4:02 – But they’re wrong! Married people, according to Gilbert’s research, are happier than single people or unmarried people who live together.
4:06 – He also covers the happiness levels of divorced couples – it’s sad beforehand, but happiness tends to shoot up afterwards.
4:09 – Now it’s on to money – people tend to think that money can’t by happiness but, “NO! THEY’RE WRONG!” says Gilbert, emphatically.
4:11 – Happiness actually goes up quickly with increased money until about $65,000, interestingly.
4:12 – “If money doesn’t bring you happiness, you’re not spending it right.”
4:16 – So how should you spend your money? Gilbert says experiences (not things) and others (not yourself).
4:18 – Now, children.

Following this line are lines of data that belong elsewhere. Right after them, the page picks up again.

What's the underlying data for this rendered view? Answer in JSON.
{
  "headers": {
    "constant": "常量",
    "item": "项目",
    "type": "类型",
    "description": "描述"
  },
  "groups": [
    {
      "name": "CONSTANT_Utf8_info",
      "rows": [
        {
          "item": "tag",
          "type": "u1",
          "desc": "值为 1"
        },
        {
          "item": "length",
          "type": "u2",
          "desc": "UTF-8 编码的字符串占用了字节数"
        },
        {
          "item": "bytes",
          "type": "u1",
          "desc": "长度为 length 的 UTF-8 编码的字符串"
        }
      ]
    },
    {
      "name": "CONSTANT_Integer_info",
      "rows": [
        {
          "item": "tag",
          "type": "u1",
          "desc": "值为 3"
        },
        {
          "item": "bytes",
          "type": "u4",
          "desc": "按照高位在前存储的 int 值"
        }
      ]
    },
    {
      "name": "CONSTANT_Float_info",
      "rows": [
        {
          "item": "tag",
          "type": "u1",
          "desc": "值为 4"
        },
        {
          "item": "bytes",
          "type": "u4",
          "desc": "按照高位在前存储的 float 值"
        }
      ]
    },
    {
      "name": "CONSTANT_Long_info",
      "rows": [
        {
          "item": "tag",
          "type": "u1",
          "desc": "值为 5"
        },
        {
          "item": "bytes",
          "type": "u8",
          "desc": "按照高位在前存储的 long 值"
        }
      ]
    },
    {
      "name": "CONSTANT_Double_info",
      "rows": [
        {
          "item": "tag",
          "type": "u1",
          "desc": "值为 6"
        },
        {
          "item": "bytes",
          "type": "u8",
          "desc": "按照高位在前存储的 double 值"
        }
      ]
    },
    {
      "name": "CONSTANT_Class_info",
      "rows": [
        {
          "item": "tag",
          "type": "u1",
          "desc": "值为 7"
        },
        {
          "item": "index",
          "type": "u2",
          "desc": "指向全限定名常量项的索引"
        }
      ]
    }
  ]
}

Almost everyone thinks that children make people happier – unless they have kids themselves.
4:19 – It’s also harder on stay-at-home parents – stay-at-home moms are almost twice as likely to experience depression than women with no children or working women with children.
4:21 – The more you know – spending time with children is about as invigorating as vacuuming for average parents.
4:23 – “The young people are all thinking ‘Oh my God, do my parents hate me?'” Seems like the audience might think he’s not far off.
4:24 – Why is this so backwards sounding? “The answer is that it might not apply to you because you are not average.”
4:26 – “Children are hardest on the people who have the fewest resources to deal with stress,” and on people hardest hit by the stress, young people and women, respectively.
4:29 – “The more we learn about the true cause of happiness, the more of it we can get for ourselves.” Gilbert steps down from the lectern (or minibar, as he had called it earlier,) to great applause.
4:31 – President Lambert takes the stage again, recognizing fourth year students, students on the President’s List and students in various honors societies.
4:34 – Lambert also takes time to recognize faculty and staff, pausing for a round of applause as they stand.
4:36 – Another round of applause for Gilbert as the recessional begins.